Sunday, July 28, 2013

we should not be able to get minors to fit

We could replace the approximate generalizations by propositions universally true; but these would hardly ever be capable of being applied to practice. We should be sure of our majors, but we should not be able to get minors to fit: we are forced, therefore, to oakley outlet
draw our conclusions from coarser and more fallible indications. Sec. 4. Proceeding now to consider, what is to be regarded as sufficient evidence of an approximate generalization; we can have no difficulty in at once recognising that when admissible at all, it is admissible only as an empirical law.
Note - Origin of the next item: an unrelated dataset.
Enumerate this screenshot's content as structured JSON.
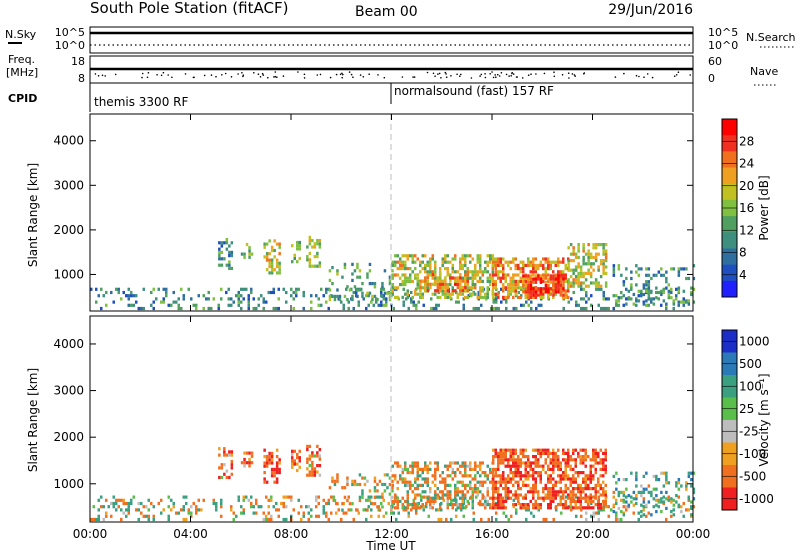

Propositions of the form, Every A is B, are not necessarily laws of causation, or ultimate uniformities of coexistence; propositions like Most A are B cheap oakleys
cannot be so. Propositions hitherto found true in every observed instance, may yet be no necessary consequence of laws of causation, or of ultimate uniformities, and unless they are so, may, for aught we know, be false beyond the limits of actual observation: still more evidently must this be the case with propositions which are only true in a mere majority of the observed instances. There is some difference, however, in the degree of certainty of the proposition, Most A are B, according as that approximate generalization composes the whole of our knowledge of the subject, cheap oakley sunglasses
or not. Suppose, first, that the former is the case. We know only that most A are B, not why they are so, nor in what respect those which are, differ from those which are not. How then did we learn that most A are B?